I usually make a big batch of this because it lasts in the refrigerator for several days and is so delicious topped on any green salad, with some crackers or in a sandwich. This is something I make on a weekly basis and doesn’t last long! You can cut this in half if you want a smaller quantity but you won’t be sorry if you have some sitting in your refrigerator! Warning!!! This is addictive!!


  • 2 cans chickpeas (I prefer the Jovial chickpeas if you can find them – they come in glass jars and are soaked overnight and pressure cooked; making them easier to digest!)
  • 2 stalks of celery finely diced
  • 1 large carrot shredded
  • ½ cup of minced dill
  • ½ cup of chopped Italian parsley
  • 2 dill pickles finely chopped (or 1 large one)
  • 2 green onions (just the white part) finely chopped (I personally do not like raw onions of any kind so I leave this out of mine – but if you are not averse to raw onion, it does give it a little more interesting flavor)
  • 1 tsp. pink Himalayan salt
  • Freshly ground pepper
  • 1 Lemon juiced
  • ½ Cup vegan mayonnaise (I like follow your heart)
  • 2 Tbsp.
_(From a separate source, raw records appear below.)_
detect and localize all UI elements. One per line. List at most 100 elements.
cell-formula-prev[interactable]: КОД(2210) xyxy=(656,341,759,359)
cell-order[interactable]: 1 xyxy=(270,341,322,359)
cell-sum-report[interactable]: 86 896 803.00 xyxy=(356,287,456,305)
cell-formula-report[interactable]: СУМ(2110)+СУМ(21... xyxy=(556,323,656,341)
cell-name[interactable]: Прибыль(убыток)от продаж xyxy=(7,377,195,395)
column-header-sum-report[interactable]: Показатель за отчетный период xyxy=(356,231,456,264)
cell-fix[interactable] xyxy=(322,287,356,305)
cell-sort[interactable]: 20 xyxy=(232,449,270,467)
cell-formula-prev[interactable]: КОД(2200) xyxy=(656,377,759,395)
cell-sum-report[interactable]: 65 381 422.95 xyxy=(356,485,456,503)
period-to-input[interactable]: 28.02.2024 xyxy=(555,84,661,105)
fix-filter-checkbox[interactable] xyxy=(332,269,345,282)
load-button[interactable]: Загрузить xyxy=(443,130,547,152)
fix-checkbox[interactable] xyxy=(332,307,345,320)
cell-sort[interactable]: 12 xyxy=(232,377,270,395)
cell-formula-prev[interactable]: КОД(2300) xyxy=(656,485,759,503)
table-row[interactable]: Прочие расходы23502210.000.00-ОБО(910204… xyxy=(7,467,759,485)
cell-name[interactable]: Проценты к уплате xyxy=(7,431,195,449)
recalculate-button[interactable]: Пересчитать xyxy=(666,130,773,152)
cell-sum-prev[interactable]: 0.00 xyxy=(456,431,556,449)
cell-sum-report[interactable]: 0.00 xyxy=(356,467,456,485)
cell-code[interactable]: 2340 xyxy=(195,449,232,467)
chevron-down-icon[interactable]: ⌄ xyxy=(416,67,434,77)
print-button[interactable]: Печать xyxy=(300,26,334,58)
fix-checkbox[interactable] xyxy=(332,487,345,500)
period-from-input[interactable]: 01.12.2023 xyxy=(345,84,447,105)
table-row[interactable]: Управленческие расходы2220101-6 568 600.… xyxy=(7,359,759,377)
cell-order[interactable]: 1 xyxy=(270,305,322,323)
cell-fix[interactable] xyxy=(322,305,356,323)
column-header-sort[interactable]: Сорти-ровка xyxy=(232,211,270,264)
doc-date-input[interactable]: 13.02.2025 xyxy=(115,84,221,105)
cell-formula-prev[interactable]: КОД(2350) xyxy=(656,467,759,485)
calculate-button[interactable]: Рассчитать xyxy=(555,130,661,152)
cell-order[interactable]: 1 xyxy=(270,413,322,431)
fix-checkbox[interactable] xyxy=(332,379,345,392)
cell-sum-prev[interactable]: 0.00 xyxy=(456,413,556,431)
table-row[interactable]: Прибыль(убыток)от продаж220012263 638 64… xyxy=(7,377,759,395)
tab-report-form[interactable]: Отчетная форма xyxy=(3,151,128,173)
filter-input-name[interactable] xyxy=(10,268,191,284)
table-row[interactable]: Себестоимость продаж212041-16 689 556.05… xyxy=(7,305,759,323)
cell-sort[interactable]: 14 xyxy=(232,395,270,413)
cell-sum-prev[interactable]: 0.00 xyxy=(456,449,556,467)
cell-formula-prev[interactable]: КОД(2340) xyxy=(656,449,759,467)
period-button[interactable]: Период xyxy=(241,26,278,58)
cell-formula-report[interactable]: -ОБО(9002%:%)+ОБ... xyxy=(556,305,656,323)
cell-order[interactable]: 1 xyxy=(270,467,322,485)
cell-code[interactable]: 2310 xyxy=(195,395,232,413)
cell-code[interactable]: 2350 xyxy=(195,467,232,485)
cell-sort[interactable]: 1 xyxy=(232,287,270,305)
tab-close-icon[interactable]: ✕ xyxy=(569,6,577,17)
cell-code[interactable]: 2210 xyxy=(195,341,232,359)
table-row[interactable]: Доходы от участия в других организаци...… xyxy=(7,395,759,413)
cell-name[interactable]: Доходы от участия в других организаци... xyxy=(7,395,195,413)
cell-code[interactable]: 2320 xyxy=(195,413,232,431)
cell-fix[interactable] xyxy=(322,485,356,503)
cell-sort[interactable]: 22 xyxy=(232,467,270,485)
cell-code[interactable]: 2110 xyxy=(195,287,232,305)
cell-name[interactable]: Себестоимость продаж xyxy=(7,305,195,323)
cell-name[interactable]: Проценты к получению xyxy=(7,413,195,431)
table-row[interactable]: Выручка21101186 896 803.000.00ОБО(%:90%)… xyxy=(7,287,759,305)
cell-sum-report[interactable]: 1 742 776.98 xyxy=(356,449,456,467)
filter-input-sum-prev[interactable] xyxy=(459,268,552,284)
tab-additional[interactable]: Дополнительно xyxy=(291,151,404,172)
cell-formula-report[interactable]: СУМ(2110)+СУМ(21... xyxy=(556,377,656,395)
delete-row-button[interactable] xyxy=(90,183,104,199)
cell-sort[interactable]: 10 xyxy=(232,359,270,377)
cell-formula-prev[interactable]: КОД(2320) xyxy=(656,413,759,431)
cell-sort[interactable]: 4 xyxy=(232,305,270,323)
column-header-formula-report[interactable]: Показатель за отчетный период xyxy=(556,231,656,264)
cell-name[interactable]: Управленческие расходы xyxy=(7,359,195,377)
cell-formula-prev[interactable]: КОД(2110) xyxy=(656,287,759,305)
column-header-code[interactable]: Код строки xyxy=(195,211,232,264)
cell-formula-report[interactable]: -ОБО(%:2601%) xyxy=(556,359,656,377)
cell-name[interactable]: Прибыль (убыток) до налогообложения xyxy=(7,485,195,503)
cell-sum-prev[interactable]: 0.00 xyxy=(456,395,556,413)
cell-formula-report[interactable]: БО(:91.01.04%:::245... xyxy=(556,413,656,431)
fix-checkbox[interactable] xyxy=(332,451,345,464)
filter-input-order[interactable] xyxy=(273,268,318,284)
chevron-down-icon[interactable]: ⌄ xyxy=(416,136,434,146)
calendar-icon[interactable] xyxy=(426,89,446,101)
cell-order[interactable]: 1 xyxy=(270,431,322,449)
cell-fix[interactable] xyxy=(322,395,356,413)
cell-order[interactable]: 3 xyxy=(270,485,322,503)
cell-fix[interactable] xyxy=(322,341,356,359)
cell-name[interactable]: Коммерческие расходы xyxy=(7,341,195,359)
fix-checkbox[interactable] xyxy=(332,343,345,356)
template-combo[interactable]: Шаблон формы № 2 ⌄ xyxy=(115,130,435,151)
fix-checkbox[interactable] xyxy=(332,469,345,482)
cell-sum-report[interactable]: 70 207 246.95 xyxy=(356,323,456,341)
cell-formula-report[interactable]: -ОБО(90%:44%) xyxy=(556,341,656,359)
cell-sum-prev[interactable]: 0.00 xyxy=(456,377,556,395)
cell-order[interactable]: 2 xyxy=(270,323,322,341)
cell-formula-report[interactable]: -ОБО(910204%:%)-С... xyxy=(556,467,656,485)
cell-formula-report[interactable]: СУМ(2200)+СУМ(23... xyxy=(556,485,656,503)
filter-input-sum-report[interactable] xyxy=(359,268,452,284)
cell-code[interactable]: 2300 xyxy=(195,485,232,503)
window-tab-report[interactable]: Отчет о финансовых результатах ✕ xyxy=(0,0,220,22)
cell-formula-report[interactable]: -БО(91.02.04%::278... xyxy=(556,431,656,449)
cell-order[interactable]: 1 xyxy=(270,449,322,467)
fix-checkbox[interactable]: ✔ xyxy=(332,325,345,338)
Dijon mustard


  1. In a medium sized bowl, put the chickpeas, celery, carrot, dill, parsley, dill pickles, green onion, salt & pepper and mix well.
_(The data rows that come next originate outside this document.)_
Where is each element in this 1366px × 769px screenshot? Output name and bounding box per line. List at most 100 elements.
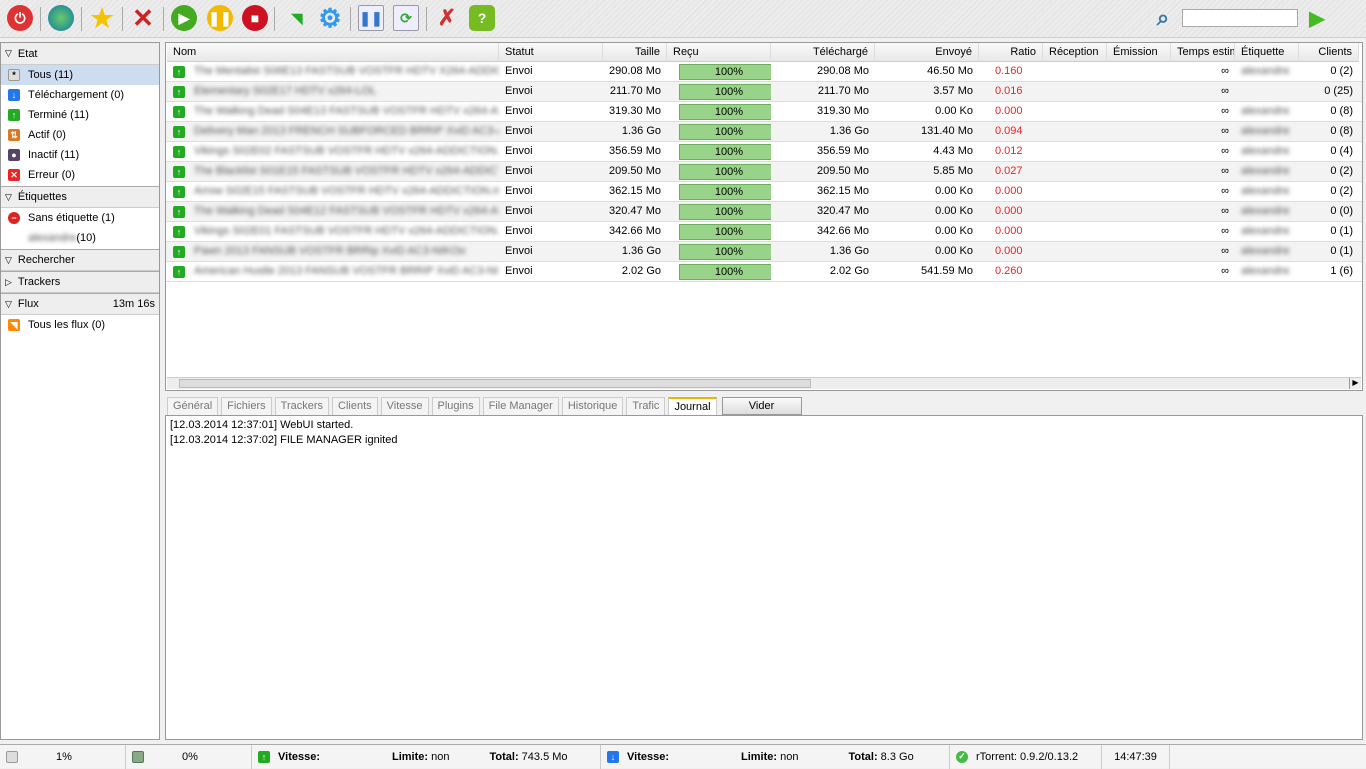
rss-icon[interactable]: ◥ [284,5,310,31]
column-header-eta[interactable]: Temps estimé [1171,43,1235,62]
column-header-uploaded[interactable]: Envoyé [875,43,979,62]
label-none[interactable]: − Sans étiquette (1) [1,208,159,228]
cell-downloaded: 320.47 Mo [817,205,869,217]
tab-trafic[interactable]: Trafic [626,397,666,415]
torrent-table: Nom Statut Taille Reçu Téléchargé Envoyé Ratio… [165,42,1363,391]
table-row[interactable]: ↑ Elementary S02E17 HDTV x264-LOL Envoi 211… [166,82,1362,102]
search-go-icon[interactable]: ▶ [1304,5,1330,31]
search-icon[interactable]: ⌕ [1150,5,1176,31]
star-icon[interactable]: ★ [89,3,115,33]
cell-uploaded: 0.00 Ko [935,105,973,117]
details-tabs: Général Fichiers Trackers Clients Vitesse Plu… [165,397,802,416]
filter-completed[interactable]: ↑ Terminé (11) [1,105,159,125]
stop-icon[interactable]: ■ [242,5,268,31]
seeding-icon: ↑ [173,106,185,118]
cell-status: Envoi [505,105,533,117]
flux-timer: 13m 16s [112,298,155,310]
seeding-icon: ↑ [173,226,185,238]
seeding-icon: ↑ [173,166,185,178]
filter-label: Inactif (11) [28,149,80,161]
column-header-received[interactable]: Reçu [667,43,771,62]
scroll-right-icon[interactable]: ▶ [1349,378,1361,389]
help-icon[interactable]: ? [469,5,495,31]
settings-icon[interactable]: ⚙ [317,3,343,33]
category-trackers[interactable]: ▷ Trackers [1,271,159,293]
upload-status[interactable]: ↑ Vitesse: Limite: non Total: 743.5 Mo [252,744,601,769]
pause-icon[interactable]: ❚❚ [207,5,233,31]
table-row[interactable]: ↑ Arrow S02E15 FASTSUB VOSTFR HDTV x264-A… [166,182,1362,202]
tab-général[interactable]: Général [167,397,219,415]
refresh-icon[interactable]: ⟳ [393,5,419,31]
table-row[interactable]: ↑ The Mentalist S06E13 FASTSUB VOSTFR HDT… [166,62,1362,82]
column-header-size[interactable]: Taille [603,43,667,62]
table-row[interactable]: ↑ Pawn 2013 FANSUB VOSTFR BRRip XviD AC3-… [166,242,1362,262]
tab-trackers[interactable]: Trackers [274,397,330,415]
column-header-label[interactable]: Étiquette [1235,43,1299,62]
table-row[interactable]: ↑ Vikings S02E01 FASTSUB VOSTFR HDTV x264… [166,222,1362,242]
cell-size: 211.70 Mo [609,85,661,97]
category-etiquettes[interactable]: ▽ Étiquettes [1,186,159,208]
divider [122,7,123,31]
table-row[interactable]: ↑ Delivery Man 2013 FRENCH SUBFORCED BRRI… [166,122,1362,142]
cell-label: alexandre [1241,65,1290,77]
category-etat[interactable]: ▽ Etat [1,43,159,65]
power-icon[interactable]: ⏻ [7,5,33,31]
scrollbar-thumb[interactable] [179,379,811,388]
column-header-name[interactable]: Nom [167,43,499,62]
cell-received: 100% [667,242,771,261]
filter-active[interactable]: ⇅ Actif (0) [1,125,159,145]
table-row[interactable]: ↑ The Walking Dead S04E13 FASTSUB VOSTFR … [166,102,1362,122]
tab-file-manager[interactable]: File Manager [482,397,559,415]
clear-log-button[interactable]: Vider [721,397,802,415]
filter-error[interactable]: ✕ Erreur (0) [1,165,159,185]
cell-uploaded: 0.00 Ko [935,205,973,217]
feed-all[interactable]: ◥ Tous les flux (0) [1,315,159,335]
column-header-ratio[interactable]: Ratio [979,43,1043,62]
column-header-ul-speed[interactable]: Émission [1107,43,1171,62]
cpu-usage: 0% [126,744,252,769]
column-header-status[interactable]: Statut [499,43,603,62]
cell-ratio: 0.016 [995,85,1023,97]
cell-received: 100% [667,62,771,81]
category-rechercher[interactable]: ▽ Rechercher [1,249,159,271]
filter-download[interactable]: ↓ Téléchargement (0) [1,85,159,105]
cell-clients: 0 (0) [1330,205,1353,217]
tab-vitesse[interactable]: Vitesse [380,397,429,415]
cell-size: 356.59 Mo [609,145,661,157]
cell-eta: ∞ [1221,165,1229,177]
category-flux[interactable]: ▽ Flux 13m 16s [1,293,159,315]
tab-historique[interactable]: Historique [561,397,624,415]
table-row[interactable]: ↑ Vikings S02E02 FASTSUB VOSTFR HDTV x264… [166,142,1362,162]
start-icon[interactable]: ▶ [171,5,197,31]
tab-clients[interactable]: Clients [332,397,378,415]
tools-icon[interactable]: ✗ [434,5,460,31]
table-row[interactable]: ↑ The Walking Dead S04E12 FASTSUB VOSTFR … [166,202,1362,222]
limit-label: Limite: [741,750,778,763]
tab-plugins[interactable]: Plugins [431,397,480,415]
column-header-clients[interactable]: Clients [1299,43,1359,62]
cell-received: 100% [667,122,771,141]
cell-ratio: 0.000 [995,185,1023,197]
column-header-dl-speed[interactable]: Réception [1043,43,1107,62]
filter-inactive[interactable]: ● Inactif (11) [1,145,159,165]
remove-icon[interactable]: ✕ [130,3,156,33]
pause-all-icon[interactable]: ❚❚ [358,5,384,31]
table-row[interactable]: ↑ American Hustle 2013 FANSUB VOSTFR BRRI… [166,262,1362,282]
column-header-downloaded[interactable]: Téléchargé [771,43,875,62]
tab-fichiers[interactable]: Fichiers [221,397,272,415]
search-input[interactable] [1182,9,1298,27]
download-status[interactable]: ↓ Vitesse: Limite: non Total: 8.3 Go [601,744,950,769]
label-alexandre[interactable]: alexandre (10) [1,228,159,248]
cell-label: alexandre [1241,225,1290,237]
cell-clients: 0 (2) [1330,65,1353,77]
cell-downloaded: 356.59 Mo [817,145,869,157]
table-row[interactable]: ↑ The Blacklist S01E15 FASTSUB VOSTFR HDT… [166,162,1362,182]
cell-downloaded: 1.36 Go [829,245,869,257]
globe-icon[interactable] [48,5,74,31]
cell-uploaded: 4.43 Mo [933,145,973,157]
tab-journal[interactable]: Journal [668,397,717,415]
limit-value: non [431,750,450,763]
cell-dl-speed [1043,122,1107,141]
horizontal-scrollbar[interactable]: ▶ [167,377,1361,389]
filter-all[interactable]: * Tous (11) [1,65,159,85]
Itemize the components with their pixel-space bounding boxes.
  2. In a small bowl combine and whip the mayo, mustard and lemon juice and then add into the chickpea mixture.
  3. You can either mash this up a bit with a potato masher or you can put the mixture into a food processor and pulse to mash up into a more-dense texture. I like it either way but if you are going to east it in a sandwich, I think it stays together better if you put the salad in the food processor.